In Howell's declaration, she expressed upset upon learning that Amber Heard had pledged millions of dollars to the American Civil Liberties Union and a children's hospital, which according to Heard's publicist, were more prominent than The Art of Elysium, the nonprofit she ran and that had employed Whitney Henriquez. Amber Heard testified that she donated $250,000 to The Art of Elysium; however, Howell denied this claim, stating that around 2018, the organisation only received one donation made in Heard's name, a payment of $250,000 from an anonymous donor believed to be Elon Musk.

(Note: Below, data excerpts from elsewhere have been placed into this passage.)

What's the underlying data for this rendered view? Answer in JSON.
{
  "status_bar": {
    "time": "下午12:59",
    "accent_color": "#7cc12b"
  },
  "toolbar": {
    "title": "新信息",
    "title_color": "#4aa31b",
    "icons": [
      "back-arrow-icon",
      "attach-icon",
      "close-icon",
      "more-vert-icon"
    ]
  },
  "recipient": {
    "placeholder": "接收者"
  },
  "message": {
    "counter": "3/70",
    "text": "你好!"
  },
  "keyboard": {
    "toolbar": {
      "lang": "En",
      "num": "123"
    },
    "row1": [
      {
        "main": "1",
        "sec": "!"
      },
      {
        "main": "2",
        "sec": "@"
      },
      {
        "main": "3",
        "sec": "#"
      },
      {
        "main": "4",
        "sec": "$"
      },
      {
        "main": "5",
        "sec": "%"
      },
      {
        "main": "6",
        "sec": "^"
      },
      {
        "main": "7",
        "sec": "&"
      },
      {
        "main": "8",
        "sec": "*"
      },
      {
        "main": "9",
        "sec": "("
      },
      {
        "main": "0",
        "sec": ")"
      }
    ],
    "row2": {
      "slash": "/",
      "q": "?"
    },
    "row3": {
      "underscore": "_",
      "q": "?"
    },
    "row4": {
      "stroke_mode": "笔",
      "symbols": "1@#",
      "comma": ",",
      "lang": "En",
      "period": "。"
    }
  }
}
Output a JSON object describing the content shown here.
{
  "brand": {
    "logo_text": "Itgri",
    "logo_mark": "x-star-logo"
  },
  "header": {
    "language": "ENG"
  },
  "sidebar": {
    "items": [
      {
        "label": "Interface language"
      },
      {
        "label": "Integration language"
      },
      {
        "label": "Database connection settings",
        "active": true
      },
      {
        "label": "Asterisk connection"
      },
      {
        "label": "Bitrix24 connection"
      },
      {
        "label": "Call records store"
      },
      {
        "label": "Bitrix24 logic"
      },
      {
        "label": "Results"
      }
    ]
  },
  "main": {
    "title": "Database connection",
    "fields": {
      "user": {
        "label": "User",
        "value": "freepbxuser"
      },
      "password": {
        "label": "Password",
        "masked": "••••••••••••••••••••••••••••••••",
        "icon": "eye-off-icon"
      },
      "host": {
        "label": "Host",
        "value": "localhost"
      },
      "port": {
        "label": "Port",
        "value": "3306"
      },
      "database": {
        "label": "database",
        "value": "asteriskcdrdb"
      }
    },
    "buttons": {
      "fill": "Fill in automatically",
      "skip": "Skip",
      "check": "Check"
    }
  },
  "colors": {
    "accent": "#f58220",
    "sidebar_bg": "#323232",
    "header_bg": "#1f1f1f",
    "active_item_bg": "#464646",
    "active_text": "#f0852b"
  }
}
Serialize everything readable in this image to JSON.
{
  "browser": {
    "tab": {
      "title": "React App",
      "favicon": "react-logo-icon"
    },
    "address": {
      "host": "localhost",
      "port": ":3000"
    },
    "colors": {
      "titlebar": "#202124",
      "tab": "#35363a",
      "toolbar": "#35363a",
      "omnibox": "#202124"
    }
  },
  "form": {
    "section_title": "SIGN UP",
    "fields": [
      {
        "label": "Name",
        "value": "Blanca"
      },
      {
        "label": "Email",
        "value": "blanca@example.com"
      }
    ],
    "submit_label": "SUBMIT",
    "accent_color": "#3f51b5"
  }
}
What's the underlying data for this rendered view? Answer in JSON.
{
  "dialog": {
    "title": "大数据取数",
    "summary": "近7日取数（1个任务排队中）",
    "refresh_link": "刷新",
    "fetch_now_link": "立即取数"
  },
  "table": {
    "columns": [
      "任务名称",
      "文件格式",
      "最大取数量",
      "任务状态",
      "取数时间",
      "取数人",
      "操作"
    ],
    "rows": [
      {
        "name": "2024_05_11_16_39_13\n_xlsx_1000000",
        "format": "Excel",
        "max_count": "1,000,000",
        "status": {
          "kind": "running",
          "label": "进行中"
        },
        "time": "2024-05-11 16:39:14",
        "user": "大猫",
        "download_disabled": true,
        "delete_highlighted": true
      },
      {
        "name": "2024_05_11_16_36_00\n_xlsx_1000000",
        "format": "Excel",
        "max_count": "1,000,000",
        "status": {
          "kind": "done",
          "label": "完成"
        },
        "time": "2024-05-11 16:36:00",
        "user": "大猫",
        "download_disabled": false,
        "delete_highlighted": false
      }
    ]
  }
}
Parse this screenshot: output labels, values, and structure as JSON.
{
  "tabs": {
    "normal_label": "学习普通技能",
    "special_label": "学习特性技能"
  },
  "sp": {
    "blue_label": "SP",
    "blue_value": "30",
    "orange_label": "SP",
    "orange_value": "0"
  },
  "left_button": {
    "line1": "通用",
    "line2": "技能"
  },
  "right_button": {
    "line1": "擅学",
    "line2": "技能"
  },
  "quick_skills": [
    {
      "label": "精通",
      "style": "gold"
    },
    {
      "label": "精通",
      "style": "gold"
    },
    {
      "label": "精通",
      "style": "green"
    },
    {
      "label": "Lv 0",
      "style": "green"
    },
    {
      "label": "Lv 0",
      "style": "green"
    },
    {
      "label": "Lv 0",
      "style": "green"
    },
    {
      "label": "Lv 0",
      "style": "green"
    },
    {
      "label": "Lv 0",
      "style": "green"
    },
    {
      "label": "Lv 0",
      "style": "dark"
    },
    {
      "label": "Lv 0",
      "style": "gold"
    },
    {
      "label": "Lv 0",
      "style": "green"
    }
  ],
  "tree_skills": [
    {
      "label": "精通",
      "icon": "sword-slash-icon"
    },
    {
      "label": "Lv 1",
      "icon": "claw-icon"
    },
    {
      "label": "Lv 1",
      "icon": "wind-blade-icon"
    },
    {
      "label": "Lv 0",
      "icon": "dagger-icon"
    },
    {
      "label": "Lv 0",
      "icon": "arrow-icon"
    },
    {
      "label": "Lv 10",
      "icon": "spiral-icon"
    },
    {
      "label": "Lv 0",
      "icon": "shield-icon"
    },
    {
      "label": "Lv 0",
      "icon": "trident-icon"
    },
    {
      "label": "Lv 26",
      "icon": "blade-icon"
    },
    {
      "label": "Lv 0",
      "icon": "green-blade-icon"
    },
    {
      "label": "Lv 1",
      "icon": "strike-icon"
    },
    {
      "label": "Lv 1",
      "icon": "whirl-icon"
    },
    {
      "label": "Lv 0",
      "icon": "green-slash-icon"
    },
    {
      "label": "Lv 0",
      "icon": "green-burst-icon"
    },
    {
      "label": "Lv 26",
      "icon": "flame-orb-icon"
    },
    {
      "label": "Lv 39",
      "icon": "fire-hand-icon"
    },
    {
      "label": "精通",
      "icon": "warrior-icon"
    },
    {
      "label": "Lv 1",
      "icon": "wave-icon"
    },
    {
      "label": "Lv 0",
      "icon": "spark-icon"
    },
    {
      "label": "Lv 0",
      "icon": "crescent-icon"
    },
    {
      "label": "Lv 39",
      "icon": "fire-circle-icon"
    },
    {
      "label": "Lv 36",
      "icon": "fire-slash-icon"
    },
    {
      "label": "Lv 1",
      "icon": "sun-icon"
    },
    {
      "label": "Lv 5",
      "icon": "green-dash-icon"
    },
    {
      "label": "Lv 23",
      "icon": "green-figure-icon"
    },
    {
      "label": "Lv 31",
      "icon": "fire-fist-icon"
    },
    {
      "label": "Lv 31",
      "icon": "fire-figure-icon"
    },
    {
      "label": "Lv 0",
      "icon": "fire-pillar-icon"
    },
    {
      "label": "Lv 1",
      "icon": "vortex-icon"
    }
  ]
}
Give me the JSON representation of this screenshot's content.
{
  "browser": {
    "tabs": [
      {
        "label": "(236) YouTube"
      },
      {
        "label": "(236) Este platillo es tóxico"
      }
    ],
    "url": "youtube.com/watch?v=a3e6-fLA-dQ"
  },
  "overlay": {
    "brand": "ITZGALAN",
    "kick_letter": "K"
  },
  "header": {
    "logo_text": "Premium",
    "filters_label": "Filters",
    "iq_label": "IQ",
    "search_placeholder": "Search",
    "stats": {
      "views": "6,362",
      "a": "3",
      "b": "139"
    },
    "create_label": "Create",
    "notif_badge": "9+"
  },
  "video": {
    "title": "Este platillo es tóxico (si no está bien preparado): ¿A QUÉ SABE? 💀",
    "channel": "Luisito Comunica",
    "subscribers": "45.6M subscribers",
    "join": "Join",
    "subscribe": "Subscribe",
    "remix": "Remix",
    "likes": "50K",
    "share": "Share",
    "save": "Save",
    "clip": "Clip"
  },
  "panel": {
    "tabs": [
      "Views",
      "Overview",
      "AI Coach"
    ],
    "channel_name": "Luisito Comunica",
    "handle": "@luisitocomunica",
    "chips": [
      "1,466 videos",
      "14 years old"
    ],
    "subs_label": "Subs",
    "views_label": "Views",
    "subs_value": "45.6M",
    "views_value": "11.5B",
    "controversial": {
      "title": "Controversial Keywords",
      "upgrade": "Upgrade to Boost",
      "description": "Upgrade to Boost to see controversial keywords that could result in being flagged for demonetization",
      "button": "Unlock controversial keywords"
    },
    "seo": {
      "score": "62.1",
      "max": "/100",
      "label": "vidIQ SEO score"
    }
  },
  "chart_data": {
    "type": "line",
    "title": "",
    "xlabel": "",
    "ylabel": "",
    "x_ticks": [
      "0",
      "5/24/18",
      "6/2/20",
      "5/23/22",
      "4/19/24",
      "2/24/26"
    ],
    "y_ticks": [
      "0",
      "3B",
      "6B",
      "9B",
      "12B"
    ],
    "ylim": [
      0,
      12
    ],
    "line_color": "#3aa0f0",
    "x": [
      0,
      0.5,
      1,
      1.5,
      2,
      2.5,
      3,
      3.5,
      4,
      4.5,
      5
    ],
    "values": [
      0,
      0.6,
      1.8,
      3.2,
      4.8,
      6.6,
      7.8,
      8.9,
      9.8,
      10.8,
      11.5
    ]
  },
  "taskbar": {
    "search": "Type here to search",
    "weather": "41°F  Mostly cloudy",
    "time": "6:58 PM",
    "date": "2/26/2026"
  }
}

In July 2020, Howell, in a statement provided to Johnny Depp's lawyers, claimed that the Tesla car Elon Musk gave to Amber Heard had a bugging device. The company declined to comment on her claim, but people close to Elon Musk denied the allegation. Howell also claimed that Amber Heard's mother, who died in May 2020, favoured Johnny Depp over Musk, whom she described as "controlling". She mentioned that she met Heard's late mother, Paige Heard, who shared secrets about Amber's relationship with Musk after her breakup with Johnny Depp.

== Awards and recognition ==
Howell was honoured with the Walter Littlefield Distinguished Speaker in Rhetoric and Communication Award in 2012 and was listed as one of the ten most inspiring women in Los Angeles by Los Angeles magazine in 2013.